Steam Box: Xi3 zeigt vermeintlichen Prototypen
Details zur Ausstattung
Valves Vormarsch auf dem Konsolenmarkt scheint langsam Gestalt anzunehmen: Auf der CES 2013 gab Xi3 die Produktion eines PCs bekannt, der speziell für Steam und den dazugehörigen Big Picture Mode konzipiert wurde. Das neuartige System soll auf den Namen Piston hören und kann anscheinend mit bis zu einem Terabyte Festplattenspeicher ausgestattet werden. Der Einsatz des Linux-Betriebsystems wäre denkbar.

Valve meint es offenbar ernst: Seit Monaten wird gemunkelt, dass der Spielehersteller an einer eigenen Heimkonsole, vielerorts als Steam Box bezeichnet, arbeitet. Diese soll auf den Spiele-Katalog des hauseigenen Online-Distrubtionskanals zurückgreifen. Auf der CES 2013 gab nun der Hardware-Hersteller Xi3 die Zusammenarbeit mit Valve offiziell bekannt. In der Pressemitteilung des Unternehmens ist von einem PC die Rede, der speziell fürs Gaming auf HD-Bildschirmen gefertigt wird und von Haus aus Steam sowie den dazugehörigen Big Picture Mode unterstützt.

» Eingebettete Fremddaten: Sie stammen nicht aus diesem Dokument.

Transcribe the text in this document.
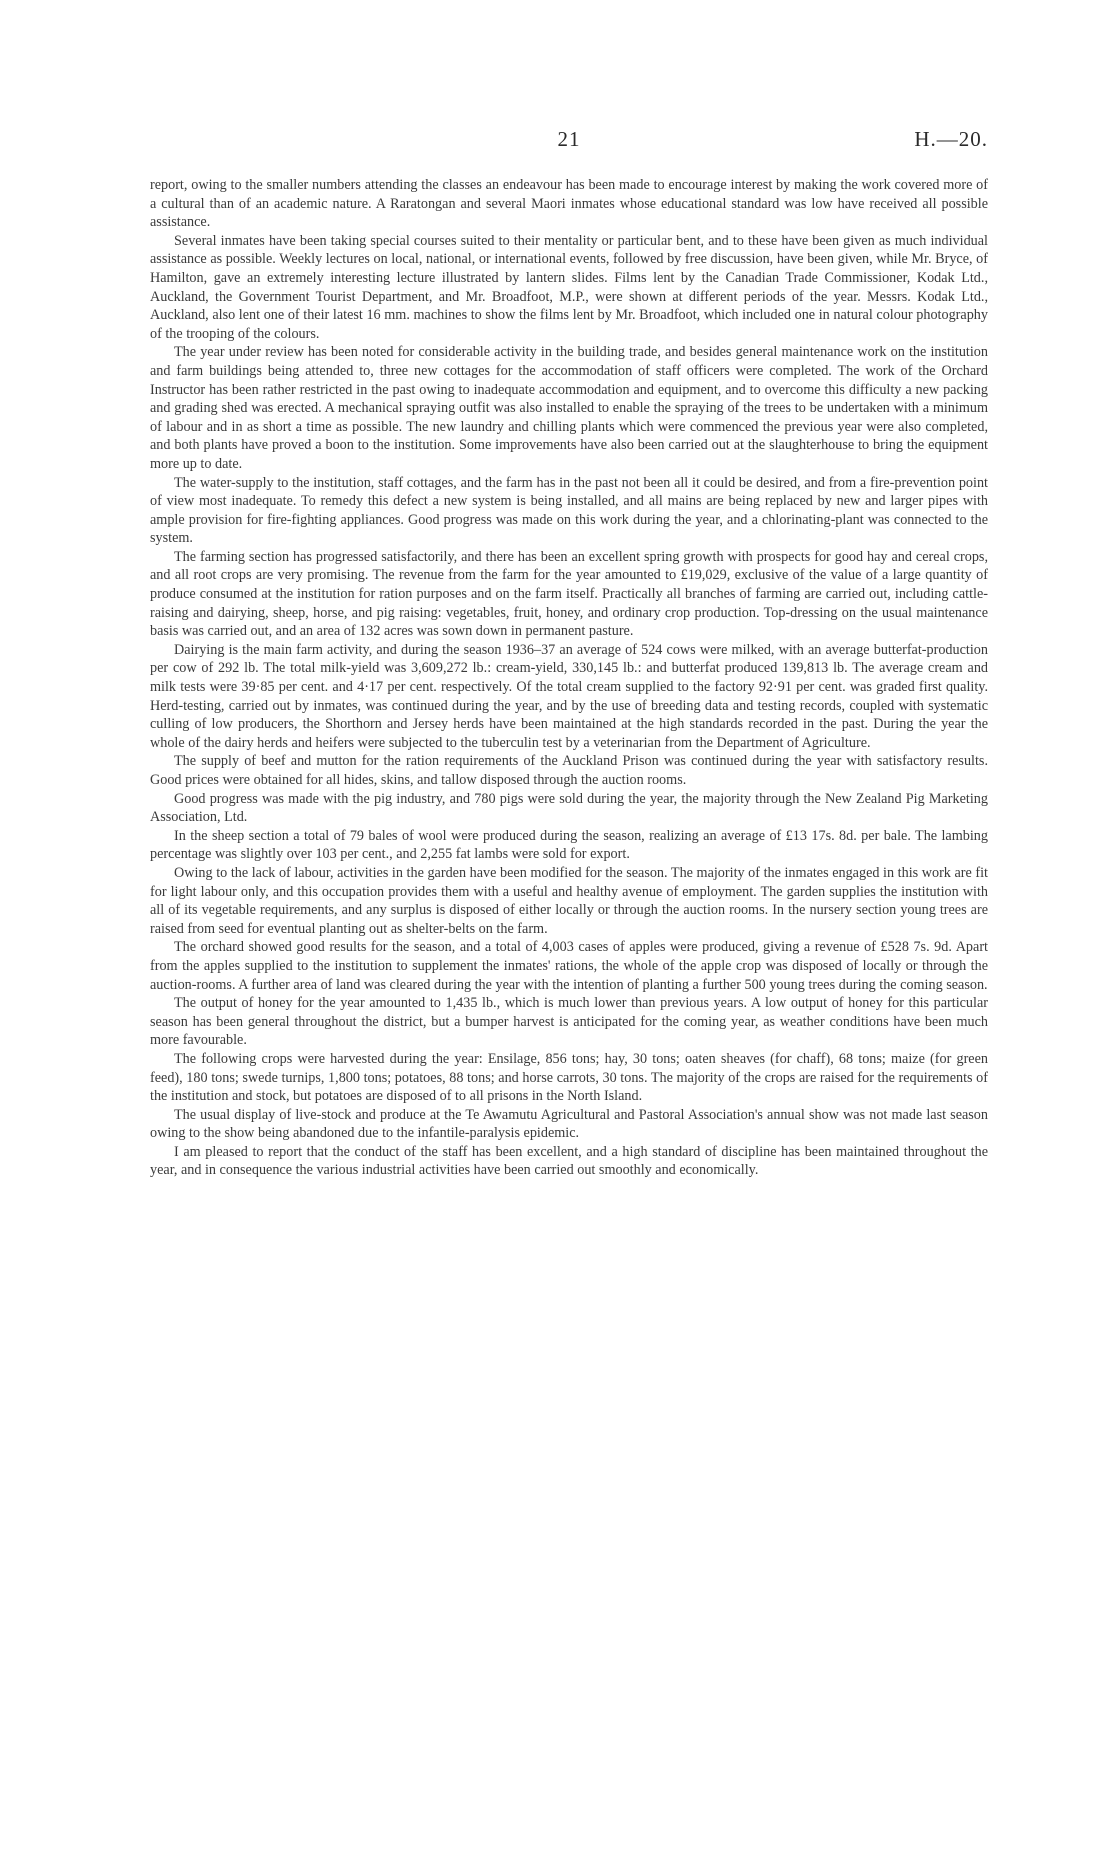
21	H.—20.

report, owing to the smaller numbers attending the classes an endeavour has been made to encourage interest by making the work covered more of a cultural than of an academic nature. A Raratongan and several Maori inmates whose educational standard was low have received all possible assistance.

Several inmates have been taking special courses suited to their mentality or particular bent, and to these have been given as much individual assistance as possible. Weekly lectures on local, national, or international events, followed by free discussion, have been given, while Mr. Bryce, of Hamilton, gave an extremely interesting lecture illustrated by lantern slides. Films lent by the Canadian Trade Commissioner, Kodak Ltd., Auckland, the Government Tourist Department, and Mr. Broadfoot, M.P., were shown at different periods of the year. Messrs. Kodak Ltd., Auckland, also lent one of their latest 16 mm. machines to show the films lent by Mr. Broadfoot, which included one in natural colour photography of the trooping of the colours.

The year under review has been noted for considerable activity in the building trade, and besides general maintenance work on the institution and farm buildings being attended to, three new cottages for the accommodation of staff officers were completed. The work of the Orchard Instructor has been rather restricted in the past owing to inadequate accommodation and equipment, and to overcome this difficulty a new packing and grading shed was erected. A mechanical spraying outfit was also installed to enable the spraying of the trees to be undertaken with a minimum of labour and in as short a time as possible. The new laundry and chilling plants which were commenced the previous year were also completed, and both plants have proved a boon to the institution. Some improvements have also been carried out at the slaughterhouse to bring the equipment more up to date.

The water-supply to the institution, staff cottages, and the farm has in the past not been all it could be desired, and from a fire-prevention point of view most inadequate. To remedy this defect a new system is being installed, and all mains are being replaced by new and larger pipes with ample provision for fire-fighting appliances. Good progress was made on this work during the year, and a chlorinating-plant was connected to the system.

The farming section has progressed satisfactorily, and there has been an excellent spring growth with prospects for good hay and cereal crops, and all root crops are very promising. The revenue from the farm for the year amounted to £19,029, exclusive of the value of a large quantity of produce consumed at the institution for ration purposes and on the farm itself. Practically all branches of farming are carried out, including cattle-raising and dairying, sheep, horse, and pig raising: vegetables, fruit, honey, and ordinary crop production. Top-dressing on the usual maintenance basis was carried out, and an area of 132 acres was sown down in permanent pasture.

Dairying is the main farm activity, and during the season 1936–37 an average of 524 cows were milked, with an average butterfat-production per cow of 292 lb. The total milk-yield was 3,609,272 lb.: cream-yield, 330,145 lb.: and butterfat produced 139,813 lb. The average cream and milk tests were 39·85 per cent. and 4·17 per cent. respectively. Of the total cream supplied to the factory 92·91 per cent. was graded first quality. Herd-testing, carried out by inmates, was continued during the year, and by the use of breeding data and testing records, coupled with systematic culling of low producers, the Shorthorn and Jersey herds have been maintained at the high standards recorded in the past. During the year the whole of the dairy herds and heifers were subjected to the tuberculin test by a veterinarian from the Department of Agriculture.

The supply of beef and mutton for the ration requirements of the Auckland Prison was continued during the year with satisfactory results. Good prices were obtained for all hides, skins, and tallow disposed through the auction rooms.

Good progress was made with the pig industry, and 780 pigs were sold during the year, the majority through the New Zealand Pig Marketing Association, Ltd.

In the sheep section a total of 79 bales of wool were produced during the season, realizing an average of £13 17s. 8d. per bale. The lambing percentage was slightly over 103 per cent., and 2,255 fat lambs were sold for export.

Owing to the lack of labour, activities in the garden have been modified for the season. The majority of the inmates engaged in this work are fit for light labour only, and this occupation provides them with a useful and healthy avenue of employment. The garden supplies the institution with all of its vegetable requirements, and any surplus is disposed of either locally or through the auction rooms. In the nursery section young trees are raised from seed for eventual planting out as shelter-belts on the farm.

The orchard showed good results for the season, and a total of 4,003 cases of apples were produced, giving a revenue of £528 7s. 9d. Apart from the apples supplied to the institution to supplement the inmates' rations, the whole of the apple crop was disposed of locally or through the auction-rooms. A further area of land was cleared during the year with the intention of planting a further 500 young trees during the coming season.

The output of honey for the year amounted to 1,435 lb., which is much lower than previous years. A low output of honey for this particular season has been general throughout the district, but a bumper harvest is anticipated for the coming year, as weather conditions have been much more favourable.

The following crops were harvested during the year: Ensilage, 856 tons; hay, 30 tons; oaten sheaves (for chaff), 68 tons; maize (for green feed), 180 tons; swede turnips, 1,800 tons; potatoes, 88 tons; and horse carrots, 30 tons. The majority of the crops are raised for the requirements of the institution and stock, but potatoes are disposed of to all prisons in the North Island.

The usual display of live-stock and produce at the Te Awamutu Agricultural and Pastoral Association's annual show was not made last season owing to the show being abandoned due to the infantile-paralysis epidemic.

I am pleased to report that the conduct of the staff has been excellent, and a high standard of discipline has been maintained throughout the year, and in consequence the various industrial activities have been carried out smoothly and economically.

Jason A. Sullivan, CEO von Xi3, preist das neue Produkt vollmunding als den "Beginn einer neuen Ära" an. Valve soll in Xi3 bereits kräftig investiert haben, heißt es weiter in der Pressemitteilung. Beide Hersteller sind gegenwärtig auf der Technologie-Fachmesse CES 2013 vertreten. Genaue Spezifikationen zum System lassen sich der offiziellen Meldung nicht entnehmen, aktuelle Rechnerlösungen von Xi3 setzen jedoch standardmäßig auf das Betriebssystem openSUSE Linux. Windows 7 ist dagegen nur gegen Aufpreis möglich.

Zur Erinnerung: Valve hat in der Vergangenheit in die Linux-Kompatibilität von Steam investiert, um die Spiele aus dem Katalog auf dem kostenlosen Betriebsystem lauffähig zu machen. Erste Tests auf Basis der Grafikschnittstelle OpenGL verliefen überaus positiv, bei einigen Games wurde sogar ein Performance-Gewinn gegenüber Direct3D festgestellt, berichtete Valve. Weitere Details zur vermeintlichen Ausstattung und dem Namen der Heimkonsole liegen den Kollegen von Polygon vor.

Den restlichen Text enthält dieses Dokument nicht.